Community Corner
From our very own Aaron!
Political Prison
Aaron Boyd
Monday, December 3, 2007
Online Ethics I had trouble seeing the difference between journalism ethics and online journalism ethics. For the most part, it seems to me, there is no difference between good journalism online or good journalism in older media.However, the ethics of archiving is a different sort of problem. Ethically, the original stories could be clean, perfectly well-researched and attributed stories. But when the story dies and is lost in time, something that happens more quickly online, it remains online forever. Centuries from now people will be able to call up stories about indictments and crimes that have been cleaned up and paid for with time or money or whatever penal code was imposed. But when these stories reappear, it is generally unclear that these happened in the past. Worse yet, a man could be charged and reported on, then acquitted without being reported on, and the first story will stay online for eternity without being updated. People will forever be remembered in a bad light.
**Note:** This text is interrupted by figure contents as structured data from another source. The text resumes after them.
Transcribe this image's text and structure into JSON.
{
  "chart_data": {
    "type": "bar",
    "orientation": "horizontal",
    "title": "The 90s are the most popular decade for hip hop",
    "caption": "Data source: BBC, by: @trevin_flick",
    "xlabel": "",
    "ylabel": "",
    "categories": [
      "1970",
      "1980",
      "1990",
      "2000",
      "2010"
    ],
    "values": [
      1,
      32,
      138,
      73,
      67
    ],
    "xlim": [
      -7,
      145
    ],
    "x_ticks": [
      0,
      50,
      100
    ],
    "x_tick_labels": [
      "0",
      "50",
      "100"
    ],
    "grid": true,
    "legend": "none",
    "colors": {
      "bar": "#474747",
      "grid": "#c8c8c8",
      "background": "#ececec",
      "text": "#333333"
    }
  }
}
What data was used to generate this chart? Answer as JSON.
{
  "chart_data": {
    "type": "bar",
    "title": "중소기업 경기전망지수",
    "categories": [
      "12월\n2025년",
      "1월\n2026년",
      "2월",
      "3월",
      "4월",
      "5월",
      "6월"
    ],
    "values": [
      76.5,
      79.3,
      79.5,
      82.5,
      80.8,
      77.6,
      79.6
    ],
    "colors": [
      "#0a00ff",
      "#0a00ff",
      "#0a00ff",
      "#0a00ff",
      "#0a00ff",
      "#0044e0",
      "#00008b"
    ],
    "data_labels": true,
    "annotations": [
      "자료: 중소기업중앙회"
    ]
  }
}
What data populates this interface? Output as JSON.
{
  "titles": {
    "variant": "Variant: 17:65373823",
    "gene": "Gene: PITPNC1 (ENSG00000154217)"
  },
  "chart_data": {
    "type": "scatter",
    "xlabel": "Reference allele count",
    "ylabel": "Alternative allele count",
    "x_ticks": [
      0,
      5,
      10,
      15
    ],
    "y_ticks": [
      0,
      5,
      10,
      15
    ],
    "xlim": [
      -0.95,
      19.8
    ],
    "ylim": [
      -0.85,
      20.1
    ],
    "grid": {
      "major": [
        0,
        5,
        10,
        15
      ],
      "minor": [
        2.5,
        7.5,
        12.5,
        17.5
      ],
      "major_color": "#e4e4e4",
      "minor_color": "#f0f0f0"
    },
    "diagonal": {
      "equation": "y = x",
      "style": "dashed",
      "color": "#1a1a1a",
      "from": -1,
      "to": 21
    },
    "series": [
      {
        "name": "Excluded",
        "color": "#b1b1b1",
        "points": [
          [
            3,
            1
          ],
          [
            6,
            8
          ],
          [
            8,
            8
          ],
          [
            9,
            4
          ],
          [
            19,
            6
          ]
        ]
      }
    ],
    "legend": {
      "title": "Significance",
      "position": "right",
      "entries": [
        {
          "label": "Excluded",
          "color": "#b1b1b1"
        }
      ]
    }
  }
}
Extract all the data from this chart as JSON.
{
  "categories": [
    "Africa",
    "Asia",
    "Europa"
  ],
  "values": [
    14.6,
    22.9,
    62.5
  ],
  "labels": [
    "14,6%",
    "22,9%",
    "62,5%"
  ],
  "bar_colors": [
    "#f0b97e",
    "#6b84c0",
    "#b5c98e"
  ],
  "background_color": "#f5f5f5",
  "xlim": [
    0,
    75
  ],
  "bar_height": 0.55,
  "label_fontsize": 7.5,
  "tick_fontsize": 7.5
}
As far as I'm concerned, this isn't a big deal. Assuming a story is accurately reported and written correctly there is no fault on the journalist's part. The reader needs to be sure of the date of publication for whatever they are reading, and if a story leaves questions, an active reader needs to keep digging to find the answers. Good reporting and follow-ups can help limit this issue, but in the end, there is little anyone can do for now. Archives exist and will exist forever.
At the end of the day, reporters publish police reports, they publish convictions, indictments, acquittals and arrests, all without apology. And if they have reported accurately, there really is little else they can do.